L a - b e a u t é - s a u v e r a - l e - m o n d e ~ D o s t o ï e v s k i

L a - b e a u t é - s a u v e r a - l e - m o n d e  ~  D o s t o ï e v s k i

Sunday, November 19, 2017

Le Contrat de mariage, ou L'Attente nerveuse, by Jean-Baptiste-André Gautier-Dagoty, circa 1770

"The Marriage Contract, or The Nervous Wait" is a fairly rare genre subject by Gautier-Dagoty. He is really only remembered for his doll-like portraits of Marie Antoinette and certain other ladies at the French court. (I recently blogged about the Queen's state portrait by Gautier-Dagoty, and his paintings of her two Savoyard sisters-in-law.) He was a second-rate artist - at best - and some of his weaknesses as an artist are evident here. Most obvious is the incorrect perspective of the lovely, neoclassical pavilion; certainly meant to be square in format, the artist's drafting of it actually describes a rhombus instead.

This miscalculation only accentuates the stage-setting-like composition; the whole thing is very like a depiction of a play: The older couple, seated comfortably, deep in negotiations. The graceful young woman at the window, trying to hear what her elders are saying, listening as her fate is determined. While a young man - prospective groom or soon-to-be-extraneous lover? - waits in the shadows. All of this scene lit by the pavilion's warm candle glow and the cool wash of moonlight.
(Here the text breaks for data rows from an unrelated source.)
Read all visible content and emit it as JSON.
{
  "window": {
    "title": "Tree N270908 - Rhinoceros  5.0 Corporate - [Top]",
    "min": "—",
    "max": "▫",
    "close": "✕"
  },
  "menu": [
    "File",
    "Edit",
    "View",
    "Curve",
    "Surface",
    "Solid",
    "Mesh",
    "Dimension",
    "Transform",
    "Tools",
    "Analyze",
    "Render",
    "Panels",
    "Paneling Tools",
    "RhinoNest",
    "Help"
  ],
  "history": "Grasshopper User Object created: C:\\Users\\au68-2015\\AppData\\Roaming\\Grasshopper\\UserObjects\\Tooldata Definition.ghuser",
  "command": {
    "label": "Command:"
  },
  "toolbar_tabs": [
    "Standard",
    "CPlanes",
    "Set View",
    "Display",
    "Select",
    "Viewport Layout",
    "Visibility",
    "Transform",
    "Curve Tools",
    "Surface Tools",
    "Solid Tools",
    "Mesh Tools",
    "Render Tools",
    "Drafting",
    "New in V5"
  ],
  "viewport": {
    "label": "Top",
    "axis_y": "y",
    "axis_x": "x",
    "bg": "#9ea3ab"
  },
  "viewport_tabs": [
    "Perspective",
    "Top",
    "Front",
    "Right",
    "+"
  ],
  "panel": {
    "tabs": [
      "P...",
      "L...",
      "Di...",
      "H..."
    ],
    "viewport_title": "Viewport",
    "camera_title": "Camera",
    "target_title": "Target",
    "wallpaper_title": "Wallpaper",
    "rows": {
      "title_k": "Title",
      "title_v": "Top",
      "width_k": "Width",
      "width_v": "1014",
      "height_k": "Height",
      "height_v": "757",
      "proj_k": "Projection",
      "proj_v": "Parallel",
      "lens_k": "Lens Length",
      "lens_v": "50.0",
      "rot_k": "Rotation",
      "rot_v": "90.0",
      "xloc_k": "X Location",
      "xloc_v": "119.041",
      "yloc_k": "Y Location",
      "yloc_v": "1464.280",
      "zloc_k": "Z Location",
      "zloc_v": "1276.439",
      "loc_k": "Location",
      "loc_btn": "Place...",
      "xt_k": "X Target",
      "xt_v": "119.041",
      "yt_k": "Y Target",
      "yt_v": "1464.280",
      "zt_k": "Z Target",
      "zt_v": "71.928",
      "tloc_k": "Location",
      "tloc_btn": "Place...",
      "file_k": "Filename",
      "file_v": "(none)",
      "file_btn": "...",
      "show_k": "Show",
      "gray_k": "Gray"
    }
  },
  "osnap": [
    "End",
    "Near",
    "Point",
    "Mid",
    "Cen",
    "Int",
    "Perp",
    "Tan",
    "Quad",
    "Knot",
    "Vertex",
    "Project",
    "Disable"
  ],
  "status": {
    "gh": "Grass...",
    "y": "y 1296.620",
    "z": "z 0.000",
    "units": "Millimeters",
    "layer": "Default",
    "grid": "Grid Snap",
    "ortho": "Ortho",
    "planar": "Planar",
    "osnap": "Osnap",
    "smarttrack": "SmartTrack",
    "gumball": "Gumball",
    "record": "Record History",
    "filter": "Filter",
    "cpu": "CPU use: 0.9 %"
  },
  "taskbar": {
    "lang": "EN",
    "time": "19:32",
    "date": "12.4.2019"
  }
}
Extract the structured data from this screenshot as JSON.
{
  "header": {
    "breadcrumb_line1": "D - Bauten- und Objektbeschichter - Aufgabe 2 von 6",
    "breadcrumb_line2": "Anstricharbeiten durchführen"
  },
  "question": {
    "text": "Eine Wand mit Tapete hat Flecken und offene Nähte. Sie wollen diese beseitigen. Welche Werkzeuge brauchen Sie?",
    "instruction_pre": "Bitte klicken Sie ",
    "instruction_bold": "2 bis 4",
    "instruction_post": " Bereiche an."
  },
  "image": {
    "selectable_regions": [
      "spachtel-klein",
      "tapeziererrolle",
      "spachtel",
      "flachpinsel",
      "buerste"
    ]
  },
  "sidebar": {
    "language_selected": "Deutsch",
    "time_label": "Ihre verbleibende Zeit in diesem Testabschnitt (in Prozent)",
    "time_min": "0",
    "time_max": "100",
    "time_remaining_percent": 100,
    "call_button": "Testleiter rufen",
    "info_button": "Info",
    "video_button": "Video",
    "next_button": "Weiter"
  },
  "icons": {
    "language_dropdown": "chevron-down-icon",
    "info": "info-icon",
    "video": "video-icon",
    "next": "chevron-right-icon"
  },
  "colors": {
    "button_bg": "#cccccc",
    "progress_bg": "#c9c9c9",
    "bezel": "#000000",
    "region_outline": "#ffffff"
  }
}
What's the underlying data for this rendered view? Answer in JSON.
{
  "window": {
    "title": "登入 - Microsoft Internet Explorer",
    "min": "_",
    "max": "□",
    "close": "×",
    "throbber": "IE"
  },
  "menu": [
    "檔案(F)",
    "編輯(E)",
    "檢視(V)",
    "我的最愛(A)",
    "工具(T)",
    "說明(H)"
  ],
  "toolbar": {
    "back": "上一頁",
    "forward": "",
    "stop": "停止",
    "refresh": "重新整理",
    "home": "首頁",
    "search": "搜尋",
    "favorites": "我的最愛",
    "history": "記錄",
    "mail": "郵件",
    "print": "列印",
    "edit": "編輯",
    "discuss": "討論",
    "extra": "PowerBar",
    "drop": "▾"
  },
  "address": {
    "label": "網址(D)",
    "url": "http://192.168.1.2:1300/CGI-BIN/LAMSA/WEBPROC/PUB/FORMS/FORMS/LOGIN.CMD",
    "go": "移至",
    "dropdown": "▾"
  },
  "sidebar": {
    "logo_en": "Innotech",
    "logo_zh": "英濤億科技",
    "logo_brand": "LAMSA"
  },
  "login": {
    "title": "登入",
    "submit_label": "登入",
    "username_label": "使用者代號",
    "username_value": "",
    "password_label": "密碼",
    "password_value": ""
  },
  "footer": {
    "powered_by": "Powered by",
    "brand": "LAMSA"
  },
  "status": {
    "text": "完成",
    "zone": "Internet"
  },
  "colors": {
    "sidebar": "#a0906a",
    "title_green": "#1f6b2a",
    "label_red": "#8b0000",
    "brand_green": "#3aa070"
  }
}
It's all real and unreal at the same time, just like in the theater. And, then, isn't it charming?

In the background, at the foot of a flight of stairs, waits a carriage. Does the statue on the balustrade portray Venus, the goddess of love...?
The clock is covered in a sheer cloth - I don't know what that might or might not signify.
The overturned planter - the sort used for ornamental shrubs or small trees, often lemon or orange - is an interesting detail.

1 comment:

  1. I think the naive-ness adds to the charm. Really love this and as you say, appears as a play set.